Crawford describes pit bulls as the ideal search-and-rescue dogs. "They are athletic, agile, intelligent and driven," she explained. "They won't quit and will keep going and going when they should be exhausted.
Earlier this year, Crawford and Dakota--who are among a dozen handler-and-dog teams in the Alameda County Sheriff's Search and rescue program--went to Modesto and other parts of California to help search for Laci Peterson or her body. Last spring, the duo went to Texas for 10 days to search for the bodies of the seven astronauts that perished in the Columbia Space Shuttle disaster. NASA and FEMA officials forbid Crawford and other searchers from disclosing what they found. However, Crawford, who spends at least 20 hours a week training her dogs for such excursions, recalls searching with Dakota for 12 to 15 hours a day in bone-chilling rain and cold. Yet every morning, Dakota was raring to go out and search some more.
The pair would come back to a tent each night and huddle with other cold, wet searchers and their search dogs around a propane heater, she reminisced. One night, emotions were running high. A NASA official, who had been helping search for his fallen comrades all day, came into the tent, sat in a chair and buried his head in his hands. Dakota saw this and moved away from her warm, cozy spot in front of the heater and nudged her way into the semicircle of the man's arms and gave him a big kiss, Crawford said.

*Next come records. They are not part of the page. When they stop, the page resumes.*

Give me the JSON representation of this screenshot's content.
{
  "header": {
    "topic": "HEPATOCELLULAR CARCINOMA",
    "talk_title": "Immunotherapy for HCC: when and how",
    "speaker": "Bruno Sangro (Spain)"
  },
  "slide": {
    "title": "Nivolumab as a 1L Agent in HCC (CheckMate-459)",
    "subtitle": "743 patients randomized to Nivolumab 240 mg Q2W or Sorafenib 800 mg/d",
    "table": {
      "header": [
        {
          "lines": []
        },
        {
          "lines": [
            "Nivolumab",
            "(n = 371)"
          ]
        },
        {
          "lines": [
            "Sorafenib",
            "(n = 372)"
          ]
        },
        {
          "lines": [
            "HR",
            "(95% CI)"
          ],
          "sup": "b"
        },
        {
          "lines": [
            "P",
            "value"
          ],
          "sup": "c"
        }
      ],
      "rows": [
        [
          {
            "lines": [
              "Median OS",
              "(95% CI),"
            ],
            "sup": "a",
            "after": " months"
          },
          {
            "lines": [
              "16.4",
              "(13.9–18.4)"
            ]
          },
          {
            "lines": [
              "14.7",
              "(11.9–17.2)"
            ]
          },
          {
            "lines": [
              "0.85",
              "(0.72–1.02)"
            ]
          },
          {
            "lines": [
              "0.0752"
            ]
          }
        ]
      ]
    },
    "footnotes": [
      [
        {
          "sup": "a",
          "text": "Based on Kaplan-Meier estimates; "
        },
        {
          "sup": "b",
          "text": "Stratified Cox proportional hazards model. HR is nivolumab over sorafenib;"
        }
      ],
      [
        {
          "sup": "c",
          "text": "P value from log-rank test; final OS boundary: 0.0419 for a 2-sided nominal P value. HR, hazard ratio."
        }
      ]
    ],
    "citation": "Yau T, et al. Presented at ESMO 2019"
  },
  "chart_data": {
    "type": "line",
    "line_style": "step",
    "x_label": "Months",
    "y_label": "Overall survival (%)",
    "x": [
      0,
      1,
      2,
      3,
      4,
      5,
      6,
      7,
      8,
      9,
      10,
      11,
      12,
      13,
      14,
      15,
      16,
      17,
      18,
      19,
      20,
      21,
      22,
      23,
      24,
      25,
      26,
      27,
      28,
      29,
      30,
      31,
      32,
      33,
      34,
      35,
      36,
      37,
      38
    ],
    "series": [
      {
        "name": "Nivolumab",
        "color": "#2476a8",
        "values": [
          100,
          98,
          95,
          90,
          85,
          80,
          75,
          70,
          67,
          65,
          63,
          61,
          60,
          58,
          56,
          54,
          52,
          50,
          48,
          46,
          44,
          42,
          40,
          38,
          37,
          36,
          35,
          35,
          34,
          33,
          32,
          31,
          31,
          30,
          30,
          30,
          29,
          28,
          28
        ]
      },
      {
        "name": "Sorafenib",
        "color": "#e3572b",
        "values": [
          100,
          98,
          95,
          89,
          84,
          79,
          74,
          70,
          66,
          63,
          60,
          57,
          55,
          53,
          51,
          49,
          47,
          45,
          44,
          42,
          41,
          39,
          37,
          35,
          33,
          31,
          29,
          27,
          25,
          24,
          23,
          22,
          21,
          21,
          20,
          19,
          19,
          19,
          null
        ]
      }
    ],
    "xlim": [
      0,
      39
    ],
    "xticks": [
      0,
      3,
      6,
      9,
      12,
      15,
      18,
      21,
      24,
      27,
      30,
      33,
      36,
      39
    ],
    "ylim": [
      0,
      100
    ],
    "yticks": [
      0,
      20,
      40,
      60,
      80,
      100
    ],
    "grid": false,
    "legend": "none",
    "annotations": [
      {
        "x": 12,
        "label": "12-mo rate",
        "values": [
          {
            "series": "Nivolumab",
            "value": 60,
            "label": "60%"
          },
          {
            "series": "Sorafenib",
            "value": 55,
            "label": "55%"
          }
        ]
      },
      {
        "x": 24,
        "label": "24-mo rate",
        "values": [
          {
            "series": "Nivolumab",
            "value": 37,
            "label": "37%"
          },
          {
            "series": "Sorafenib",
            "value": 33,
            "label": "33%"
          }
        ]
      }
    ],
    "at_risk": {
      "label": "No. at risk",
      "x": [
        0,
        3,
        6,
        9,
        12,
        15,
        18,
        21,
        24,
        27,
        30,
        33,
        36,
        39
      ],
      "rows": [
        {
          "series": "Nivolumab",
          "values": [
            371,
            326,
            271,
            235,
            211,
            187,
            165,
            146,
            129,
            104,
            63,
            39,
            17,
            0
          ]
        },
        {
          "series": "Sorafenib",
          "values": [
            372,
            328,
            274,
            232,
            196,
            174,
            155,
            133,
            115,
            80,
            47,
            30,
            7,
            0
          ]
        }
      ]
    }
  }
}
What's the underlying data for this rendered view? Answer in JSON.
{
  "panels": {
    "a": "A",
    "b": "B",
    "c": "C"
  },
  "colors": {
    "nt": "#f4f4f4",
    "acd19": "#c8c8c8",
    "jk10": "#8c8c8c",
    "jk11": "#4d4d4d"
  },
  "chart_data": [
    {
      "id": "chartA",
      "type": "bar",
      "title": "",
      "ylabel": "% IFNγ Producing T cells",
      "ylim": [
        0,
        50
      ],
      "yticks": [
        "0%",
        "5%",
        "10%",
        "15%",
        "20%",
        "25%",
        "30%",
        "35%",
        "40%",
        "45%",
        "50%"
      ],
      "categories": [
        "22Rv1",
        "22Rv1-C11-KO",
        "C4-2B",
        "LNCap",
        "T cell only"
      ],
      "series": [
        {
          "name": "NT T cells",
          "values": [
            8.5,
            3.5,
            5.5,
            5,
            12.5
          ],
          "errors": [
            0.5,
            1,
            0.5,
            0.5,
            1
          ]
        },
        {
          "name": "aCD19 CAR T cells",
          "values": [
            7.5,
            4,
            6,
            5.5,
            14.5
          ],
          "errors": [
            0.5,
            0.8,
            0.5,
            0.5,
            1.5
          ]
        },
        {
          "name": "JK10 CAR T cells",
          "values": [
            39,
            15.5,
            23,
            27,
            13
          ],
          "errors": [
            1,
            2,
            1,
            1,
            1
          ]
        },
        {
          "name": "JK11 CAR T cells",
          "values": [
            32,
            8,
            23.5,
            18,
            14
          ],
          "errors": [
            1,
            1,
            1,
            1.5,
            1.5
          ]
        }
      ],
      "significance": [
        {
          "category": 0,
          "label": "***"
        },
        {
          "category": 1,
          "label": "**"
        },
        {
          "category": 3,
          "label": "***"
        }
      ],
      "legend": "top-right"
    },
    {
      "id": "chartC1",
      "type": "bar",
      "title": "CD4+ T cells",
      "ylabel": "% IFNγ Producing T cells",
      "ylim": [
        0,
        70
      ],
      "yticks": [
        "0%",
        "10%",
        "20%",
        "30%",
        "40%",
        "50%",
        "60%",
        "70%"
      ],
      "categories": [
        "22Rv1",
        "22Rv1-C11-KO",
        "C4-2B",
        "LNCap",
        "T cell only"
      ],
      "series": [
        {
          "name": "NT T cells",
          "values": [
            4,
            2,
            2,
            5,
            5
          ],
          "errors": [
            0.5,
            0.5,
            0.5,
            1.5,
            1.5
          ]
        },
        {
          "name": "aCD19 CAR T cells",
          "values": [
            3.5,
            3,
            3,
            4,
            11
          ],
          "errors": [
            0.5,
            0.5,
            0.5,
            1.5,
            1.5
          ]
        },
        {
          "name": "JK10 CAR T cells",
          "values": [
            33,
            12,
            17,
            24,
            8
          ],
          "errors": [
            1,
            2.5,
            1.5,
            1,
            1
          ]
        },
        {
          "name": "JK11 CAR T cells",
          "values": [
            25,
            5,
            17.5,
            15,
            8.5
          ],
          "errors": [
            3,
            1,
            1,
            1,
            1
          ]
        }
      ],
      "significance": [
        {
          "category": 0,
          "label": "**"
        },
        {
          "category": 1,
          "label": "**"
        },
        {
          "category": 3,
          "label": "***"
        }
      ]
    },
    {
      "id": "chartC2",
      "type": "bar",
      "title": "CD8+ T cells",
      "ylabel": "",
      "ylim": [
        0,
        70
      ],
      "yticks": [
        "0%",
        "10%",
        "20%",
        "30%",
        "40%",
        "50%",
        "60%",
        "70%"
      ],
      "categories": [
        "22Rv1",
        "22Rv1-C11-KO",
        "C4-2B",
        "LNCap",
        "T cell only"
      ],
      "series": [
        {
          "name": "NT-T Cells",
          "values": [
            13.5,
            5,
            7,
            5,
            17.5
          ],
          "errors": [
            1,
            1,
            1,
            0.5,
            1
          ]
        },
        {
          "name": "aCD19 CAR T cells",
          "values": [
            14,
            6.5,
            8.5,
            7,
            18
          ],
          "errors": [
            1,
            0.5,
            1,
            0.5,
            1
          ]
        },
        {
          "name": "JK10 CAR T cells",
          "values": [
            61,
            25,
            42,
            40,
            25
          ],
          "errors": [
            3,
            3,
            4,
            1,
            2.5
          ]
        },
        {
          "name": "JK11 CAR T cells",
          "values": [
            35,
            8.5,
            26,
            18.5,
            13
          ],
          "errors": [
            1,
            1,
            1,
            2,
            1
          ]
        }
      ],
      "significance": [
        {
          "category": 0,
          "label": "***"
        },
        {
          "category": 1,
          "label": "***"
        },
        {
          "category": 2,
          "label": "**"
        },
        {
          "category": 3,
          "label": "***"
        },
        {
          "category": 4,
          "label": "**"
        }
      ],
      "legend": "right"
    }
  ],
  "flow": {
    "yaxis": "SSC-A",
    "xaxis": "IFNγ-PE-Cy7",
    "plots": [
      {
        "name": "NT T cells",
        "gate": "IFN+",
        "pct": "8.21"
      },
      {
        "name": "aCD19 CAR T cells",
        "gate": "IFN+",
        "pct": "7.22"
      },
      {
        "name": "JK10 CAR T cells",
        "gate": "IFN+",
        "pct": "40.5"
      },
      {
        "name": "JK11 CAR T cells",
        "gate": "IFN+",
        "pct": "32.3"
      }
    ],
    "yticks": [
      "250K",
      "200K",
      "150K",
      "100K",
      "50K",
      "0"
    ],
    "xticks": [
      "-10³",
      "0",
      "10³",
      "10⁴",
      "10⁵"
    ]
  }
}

Thanks to recent national media exposure of Crawford and her search-and-rescue dog Dakota, this side of pit bulls is becoming better known. The Animal Planet Channel came to Castro Valley last spring and captured Crawford putting her dogs through the paces for a half hour program about Crawford and her pit bulls which aired in July. This week, National Geographic is here for three days to film a show about Crawford and Dakota and their life saving activities and programs.